Neighbors pull together to rescue horses from icy pond

Wednesday, February 4, 2009
Penny and Fancy had a close call last week, when they fell into a pond and were rescued by owners Jim and Barbara Clark and their neighbor. Left to right: Paul Feagan, Jim Clark, Penny, Fancy and Barbara Clark. --Rusty Murry/Daily Mail

Jim Clark, 61, of Milo, Mo., sprang into action Wednesday, Jan. 28, when a passing motorist stopped and told him that two of his horses had fallen through the ice and snow covering his pond on E Highway, four miles east of Milo. Jumping into their overalls, he and his wife Barbara ran out to assess the situation. "It was just like a plan popped into my head the minute I got out there," Jim said.
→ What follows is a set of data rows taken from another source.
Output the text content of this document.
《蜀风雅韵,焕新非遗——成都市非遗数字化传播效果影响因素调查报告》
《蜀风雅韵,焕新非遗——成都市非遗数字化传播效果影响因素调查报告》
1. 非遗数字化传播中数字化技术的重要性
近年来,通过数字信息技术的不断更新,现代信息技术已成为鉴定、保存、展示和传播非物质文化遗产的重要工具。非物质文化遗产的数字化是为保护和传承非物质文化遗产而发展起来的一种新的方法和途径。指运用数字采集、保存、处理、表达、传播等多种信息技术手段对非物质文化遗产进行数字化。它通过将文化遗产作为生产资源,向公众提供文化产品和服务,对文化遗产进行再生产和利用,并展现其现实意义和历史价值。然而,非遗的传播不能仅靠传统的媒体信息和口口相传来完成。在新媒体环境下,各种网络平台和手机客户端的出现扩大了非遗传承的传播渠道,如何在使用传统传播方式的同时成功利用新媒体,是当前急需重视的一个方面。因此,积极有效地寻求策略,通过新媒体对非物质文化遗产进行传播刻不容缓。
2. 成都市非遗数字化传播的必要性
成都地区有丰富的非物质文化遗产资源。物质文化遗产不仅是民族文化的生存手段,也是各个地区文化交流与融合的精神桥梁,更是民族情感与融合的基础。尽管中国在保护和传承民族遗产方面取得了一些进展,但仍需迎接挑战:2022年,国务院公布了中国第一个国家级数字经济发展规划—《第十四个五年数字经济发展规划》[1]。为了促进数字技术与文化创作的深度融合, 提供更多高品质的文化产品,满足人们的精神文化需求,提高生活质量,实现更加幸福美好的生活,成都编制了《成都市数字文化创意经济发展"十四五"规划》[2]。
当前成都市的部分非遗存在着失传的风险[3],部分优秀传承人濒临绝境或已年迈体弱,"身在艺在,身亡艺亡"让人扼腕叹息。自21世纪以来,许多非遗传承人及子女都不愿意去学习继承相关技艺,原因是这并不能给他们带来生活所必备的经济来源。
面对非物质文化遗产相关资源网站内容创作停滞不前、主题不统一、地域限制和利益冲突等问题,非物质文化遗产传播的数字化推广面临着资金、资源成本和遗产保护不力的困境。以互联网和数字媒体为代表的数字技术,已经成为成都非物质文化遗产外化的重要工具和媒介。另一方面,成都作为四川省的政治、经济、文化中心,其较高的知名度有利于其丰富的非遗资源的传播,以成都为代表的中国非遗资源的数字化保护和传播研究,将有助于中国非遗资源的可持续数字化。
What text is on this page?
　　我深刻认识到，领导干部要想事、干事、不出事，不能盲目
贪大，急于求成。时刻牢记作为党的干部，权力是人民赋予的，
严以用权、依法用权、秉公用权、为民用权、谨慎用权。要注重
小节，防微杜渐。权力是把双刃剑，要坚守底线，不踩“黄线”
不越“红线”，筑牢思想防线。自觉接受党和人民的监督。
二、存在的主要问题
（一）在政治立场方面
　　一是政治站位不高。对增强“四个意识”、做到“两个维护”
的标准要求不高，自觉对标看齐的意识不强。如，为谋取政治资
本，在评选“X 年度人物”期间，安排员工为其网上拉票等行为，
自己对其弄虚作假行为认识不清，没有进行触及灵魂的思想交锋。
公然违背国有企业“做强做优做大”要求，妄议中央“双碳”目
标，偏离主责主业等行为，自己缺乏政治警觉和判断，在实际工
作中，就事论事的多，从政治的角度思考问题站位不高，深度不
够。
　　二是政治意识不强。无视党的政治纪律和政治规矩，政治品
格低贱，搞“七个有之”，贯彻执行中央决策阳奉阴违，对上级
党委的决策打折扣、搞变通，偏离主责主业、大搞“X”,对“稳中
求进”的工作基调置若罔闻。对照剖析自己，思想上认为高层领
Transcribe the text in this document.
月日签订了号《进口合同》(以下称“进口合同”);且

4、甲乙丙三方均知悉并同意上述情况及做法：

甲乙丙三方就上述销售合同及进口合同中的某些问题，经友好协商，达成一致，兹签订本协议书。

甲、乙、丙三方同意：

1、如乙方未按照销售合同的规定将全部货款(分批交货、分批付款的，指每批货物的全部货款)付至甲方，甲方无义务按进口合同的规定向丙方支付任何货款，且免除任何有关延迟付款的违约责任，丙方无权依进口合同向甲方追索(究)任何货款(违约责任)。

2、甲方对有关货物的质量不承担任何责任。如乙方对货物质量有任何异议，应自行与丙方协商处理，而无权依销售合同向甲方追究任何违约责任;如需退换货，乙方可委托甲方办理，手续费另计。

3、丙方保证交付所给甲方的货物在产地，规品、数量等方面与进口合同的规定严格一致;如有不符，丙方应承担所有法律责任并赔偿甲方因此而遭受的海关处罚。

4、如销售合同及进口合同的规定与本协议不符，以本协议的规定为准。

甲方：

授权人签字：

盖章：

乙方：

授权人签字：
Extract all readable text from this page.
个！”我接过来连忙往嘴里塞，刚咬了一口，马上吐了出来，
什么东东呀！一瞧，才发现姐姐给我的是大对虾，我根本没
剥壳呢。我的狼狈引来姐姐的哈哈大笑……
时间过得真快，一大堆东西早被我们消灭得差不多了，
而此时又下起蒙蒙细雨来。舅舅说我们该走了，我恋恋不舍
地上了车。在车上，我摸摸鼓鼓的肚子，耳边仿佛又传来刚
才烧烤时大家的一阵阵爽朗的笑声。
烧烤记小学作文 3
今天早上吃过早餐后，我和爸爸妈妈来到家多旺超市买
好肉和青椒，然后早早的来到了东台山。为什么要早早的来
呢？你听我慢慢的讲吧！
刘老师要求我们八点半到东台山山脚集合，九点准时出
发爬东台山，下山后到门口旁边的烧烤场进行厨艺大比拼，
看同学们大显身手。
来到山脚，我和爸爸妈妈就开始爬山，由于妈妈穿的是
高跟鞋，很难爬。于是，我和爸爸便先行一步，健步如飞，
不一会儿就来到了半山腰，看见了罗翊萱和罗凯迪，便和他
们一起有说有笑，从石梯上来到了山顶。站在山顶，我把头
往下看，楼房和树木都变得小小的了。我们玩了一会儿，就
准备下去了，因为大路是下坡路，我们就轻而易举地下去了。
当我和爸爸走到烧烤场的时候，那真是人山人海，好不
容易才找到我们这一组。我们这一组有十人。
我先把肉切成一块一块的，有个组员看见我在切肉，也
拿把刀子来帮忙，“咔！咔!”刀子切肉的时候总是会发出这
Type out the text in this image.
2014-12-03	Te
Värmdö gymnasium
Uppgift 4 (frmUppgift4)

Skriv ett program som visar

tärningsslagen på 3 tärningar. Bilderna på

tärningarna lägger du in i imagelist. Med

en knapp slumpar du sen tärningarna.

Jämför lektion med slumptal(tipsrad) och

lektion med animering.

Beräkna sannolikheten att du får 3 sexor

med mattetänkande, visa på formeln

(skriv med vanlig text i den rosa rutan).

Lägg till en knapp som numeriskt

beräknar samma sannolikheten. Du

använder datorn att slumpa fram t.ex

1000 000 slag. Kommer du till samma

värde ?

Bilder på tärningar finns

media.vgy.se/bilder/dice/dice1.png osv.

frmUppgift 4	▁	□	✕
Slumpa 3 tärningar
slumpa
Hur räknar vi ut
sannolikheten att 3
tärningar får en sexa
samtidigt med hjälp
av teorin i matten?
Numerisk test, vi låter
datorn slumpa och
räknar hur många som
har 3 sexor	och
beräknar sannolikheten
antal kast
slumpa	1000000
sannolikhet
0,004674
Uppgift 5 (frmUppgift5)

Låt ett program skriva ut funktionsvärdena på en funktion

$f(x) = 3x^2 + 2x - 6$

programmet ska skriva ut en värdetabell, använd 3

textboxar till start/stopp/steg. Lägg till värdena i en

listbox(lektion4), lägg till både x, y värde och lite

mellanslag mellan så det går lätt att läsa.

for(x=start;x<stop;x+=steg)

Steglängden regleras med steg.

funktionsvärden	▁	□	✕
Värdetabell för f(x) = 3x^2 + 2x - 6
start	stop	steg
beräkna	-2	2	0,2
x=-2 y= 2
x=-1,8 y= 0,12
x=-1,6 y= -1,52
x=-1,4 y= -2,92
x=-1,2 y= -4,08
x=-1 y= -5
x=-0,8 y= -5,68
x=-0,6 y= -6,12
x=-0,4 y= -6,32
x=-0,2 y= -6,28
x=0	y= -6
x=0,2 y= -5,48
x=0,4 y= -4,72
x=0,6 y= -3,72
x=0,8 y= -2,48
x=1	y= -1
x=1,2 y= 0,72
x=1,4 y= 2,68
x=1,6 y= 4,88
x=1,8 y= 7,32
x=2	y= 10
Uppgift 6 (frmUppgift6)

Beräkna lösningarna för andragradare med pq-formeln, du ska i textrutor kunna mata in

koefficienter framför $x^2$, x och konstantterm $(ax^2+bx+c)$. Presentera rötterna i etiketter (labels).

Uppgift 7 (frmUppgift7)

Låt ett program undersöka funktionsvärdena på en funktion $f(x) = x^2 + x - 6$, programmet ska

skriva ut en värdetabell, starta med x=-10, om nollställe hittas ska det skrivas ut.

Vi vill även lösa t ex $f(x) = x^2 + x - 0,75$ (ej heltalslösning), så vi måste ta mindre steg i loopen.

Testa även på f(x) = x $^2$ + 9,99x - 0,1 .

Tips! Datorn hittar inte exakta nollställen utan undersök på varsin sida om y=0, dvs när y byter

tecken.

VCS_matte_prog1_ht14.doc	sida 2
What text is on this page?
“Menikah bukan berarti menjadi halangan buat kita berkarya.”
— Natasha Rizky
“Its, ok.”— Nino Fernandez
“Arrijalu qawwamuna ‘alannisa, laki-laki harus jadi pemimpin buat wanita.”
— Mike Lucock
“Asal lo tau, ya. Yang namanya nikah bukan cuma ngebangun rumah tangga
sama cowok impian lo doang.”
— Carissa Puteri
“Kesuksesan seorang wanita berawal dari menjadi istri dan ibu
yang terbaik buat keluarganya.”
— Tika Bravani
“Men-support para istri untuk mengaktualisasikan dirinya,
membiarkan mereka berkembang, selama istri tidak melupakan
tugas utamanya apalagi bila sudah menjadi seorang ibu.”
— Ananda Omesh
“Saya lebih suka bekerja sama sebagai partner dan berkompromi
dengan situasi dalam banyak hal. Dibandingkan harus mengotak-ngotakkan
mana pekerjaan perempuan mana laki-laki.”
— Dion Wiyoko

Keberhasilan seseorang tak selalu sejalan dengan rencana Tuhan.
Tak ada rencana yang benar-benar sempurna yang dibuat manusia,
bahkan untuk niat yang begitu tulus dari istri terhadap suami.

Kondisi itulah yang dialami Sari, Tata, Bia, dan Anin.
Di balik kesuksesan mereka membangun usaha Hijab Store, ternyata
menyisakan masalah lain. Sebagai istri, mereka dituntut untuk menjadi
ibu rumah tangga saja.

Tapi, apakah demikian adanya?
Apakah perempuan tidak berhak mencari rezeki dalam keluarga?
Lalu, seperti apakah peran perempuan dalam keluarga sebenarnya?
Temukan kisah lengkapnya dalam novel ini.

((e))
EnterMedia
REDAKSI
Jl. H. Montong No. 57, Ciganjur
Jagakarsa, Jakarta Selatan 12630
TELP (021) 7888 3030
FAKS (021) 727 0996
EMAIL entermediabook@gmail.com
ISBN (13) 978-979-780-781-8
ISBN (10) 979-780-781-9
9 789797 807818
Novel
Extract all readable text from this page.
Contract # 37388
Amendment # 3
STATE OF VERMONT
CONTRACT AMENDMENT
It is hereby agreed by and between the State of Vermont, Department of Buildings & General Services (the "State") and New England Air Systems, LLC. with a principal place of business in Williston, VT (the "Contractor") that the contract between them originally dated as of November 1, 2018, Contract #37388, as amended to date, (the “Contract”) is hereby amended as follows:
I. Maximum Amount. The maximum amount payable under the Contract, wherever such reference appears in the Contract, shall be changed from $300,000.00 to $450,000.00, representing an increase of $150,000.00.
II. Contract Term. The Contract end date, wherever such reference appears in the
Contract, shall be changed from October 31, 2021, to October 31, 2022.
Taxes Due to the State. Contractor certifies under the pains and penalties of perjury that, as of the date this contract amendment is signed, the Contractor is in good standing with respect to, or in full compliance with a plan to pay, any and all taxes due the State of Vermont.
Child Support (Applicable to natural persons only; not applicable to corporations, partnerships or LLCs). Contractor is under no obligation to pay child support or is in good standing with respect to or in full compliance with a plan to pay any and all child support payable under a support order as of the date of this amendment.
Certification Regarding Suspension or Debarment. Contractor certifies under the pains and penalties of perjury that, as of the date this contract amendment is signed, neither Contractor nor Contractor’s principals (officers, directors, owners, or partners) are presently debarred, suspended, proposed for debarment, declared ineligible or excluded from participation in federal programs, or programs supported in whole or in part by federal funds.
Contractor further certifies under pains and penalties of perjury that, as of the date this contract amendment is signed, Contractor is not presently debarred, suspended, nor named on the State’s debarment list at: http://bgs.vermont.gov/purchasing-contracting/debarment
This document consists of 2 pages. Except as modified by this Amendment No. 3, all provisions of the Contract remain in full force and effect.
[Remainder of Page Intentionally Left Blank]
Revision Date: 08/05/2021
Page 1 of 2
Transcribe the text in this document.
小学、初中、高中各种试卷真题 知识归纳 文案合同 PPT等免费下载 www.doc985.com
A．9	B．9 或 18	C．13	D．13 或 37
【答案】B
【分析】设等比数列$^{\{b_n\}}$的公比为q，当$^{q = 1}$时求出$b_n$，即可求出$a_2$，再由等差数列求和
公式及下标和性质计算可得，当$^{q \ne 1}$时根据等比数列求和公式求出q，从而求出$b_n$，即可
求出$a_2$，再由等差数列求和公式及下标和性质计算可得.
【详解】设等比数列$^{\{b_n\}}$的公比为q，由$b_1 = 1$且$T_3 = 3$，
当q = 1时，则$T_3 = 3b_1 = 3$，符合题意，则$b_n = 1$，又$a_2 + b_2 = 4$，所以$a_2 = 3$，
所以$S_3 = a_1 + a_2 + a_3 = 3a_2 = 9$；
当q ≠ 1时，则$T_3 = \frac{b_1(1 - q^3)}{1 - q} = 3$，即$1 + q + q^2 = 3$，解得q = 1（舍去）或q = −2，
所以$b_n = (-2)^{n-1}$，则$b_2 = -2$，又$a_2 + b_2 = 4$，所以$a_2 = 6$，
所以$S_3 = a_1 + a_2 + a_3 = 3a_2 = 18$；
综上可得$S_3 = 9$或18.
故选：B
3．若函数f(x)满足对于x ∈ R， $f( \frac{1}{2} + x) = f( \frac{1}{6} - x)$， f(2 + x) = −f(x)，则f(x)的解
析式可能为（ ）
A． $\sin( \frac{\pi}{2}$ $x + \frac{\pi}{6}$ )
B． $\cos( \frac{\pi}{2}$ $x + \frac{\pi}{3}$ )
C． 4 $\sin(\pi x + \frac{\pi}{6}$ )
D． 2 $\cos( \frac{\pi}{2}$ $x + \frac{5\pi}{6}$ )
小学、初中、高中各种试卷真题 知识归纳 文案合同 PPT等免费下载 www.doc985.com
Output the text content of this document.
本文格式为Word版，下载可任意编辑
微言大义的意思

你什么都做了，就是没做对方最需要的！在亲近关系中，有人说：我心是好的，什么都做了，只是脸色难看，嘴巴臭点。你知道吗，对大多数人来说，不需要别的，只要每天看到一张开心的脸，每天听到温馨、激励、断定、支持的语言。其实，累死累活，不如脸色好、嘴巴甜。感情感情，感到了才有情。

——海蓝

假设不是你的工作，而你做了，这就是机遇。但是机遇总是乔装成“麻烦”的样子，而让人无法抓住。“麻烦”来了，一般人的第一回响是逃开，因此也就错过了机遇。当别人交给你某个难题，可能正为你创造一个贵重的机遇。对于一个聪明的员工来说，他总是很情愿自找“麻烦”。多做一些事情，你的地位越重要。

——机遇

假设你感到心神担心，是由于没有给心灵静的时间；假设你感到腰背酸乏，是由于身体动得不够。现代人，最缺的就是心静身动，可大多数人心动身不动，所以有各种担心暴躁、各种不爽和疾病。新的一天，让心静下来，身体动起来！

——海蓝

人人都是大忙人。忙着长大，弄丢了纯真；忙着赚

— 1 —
Jim started his tractor and let it warm up while he scrounged up some chains and a lariat. He took those items and his boat and headed for the pond while Barbara found an oar he could use to push the boat. Jim and his neighbor to the east, Paul Feagan, hooked the chains to the tractor and backed it near the pond. Jim moved out onto the cracking, wavy ice, just near enough to one of the horses to get the lasso over its head. He tied the end of it to the chain and started to pull.

The horse began to move forward, but then "she set her feet and that was it," he said. The lariat broke near where it was tied to the chain. In an effort to keep it from snapping back through the window of the tractor, Feagan had his right hand where the chain and rope were joined. The flying end of rope caused the chain to wrap around his hand, leaving a pretty nasty wound that no one was even aware of until the incident was over. The snapping rope cut the horse under the eye.

Jim Clark's boat is right where he left it after using it to get to his horses that fell through the ice and snow covering the pond on Wednesday, Jan. 28.

By pushing the boat out with the oar, Jim returned to the horse and eased over the side of the boat to put the rope back on. He went through the ice into chest deep water. He got the rope around the horse's neck and decided "to just lead her out of there." Once the animal was on solid ground, he removed his heavy coat and waded back in on the trail he had already broke to help the second horse. "I love my horses and I wasn't gonna let nothing happen to 'em," Clark said.

Barbara and Feagan were on the bank of the pond during the entire time. When Jim slid out of the boat and disappeared from her sight, Barbara thought he was gone, but Feagan was monitoring things the whole time. "I was watching every move he made, if he'd have went under water at all, I'd have went right out there; I'd have been right there," said Feagan.

By the time Jim got the second horse out of the pond, there was a Vernon County Sheriff's Deputy, Vernon County Ambulance and Garwood Wrecker on the scene. There were several cars parked on the highway watching the rescue operation. "We could feel their support," Barbara said. Another neighbor, Charles Scott, heard of the incident on the scanner and came and helped Barbara dry the animals off and comb them out in the barn.

Feagan immediately got Jim to the house, his wet clothing off and got some warm liquid in him. The ambulance crew gave him a good check. His estimated 40 minutes in the sub-freezing water in temperatures in the mid-20s had surprisingly little effect on a man who, in the last 10 years, has had a heart attack, bypass surgery and back surgery.

As of this writing all are doing well. Feagan's hand is healing. Both horses suffered some minor cuts and scrapes, there was the cut under the eye and an old wound that was reopened, but the animals are doing well, too! Jim said, "All in all it was a very, very, exciting day. I'd do it again in a second." And Barbara said, "He's always been my superman; and he was my superman that day!"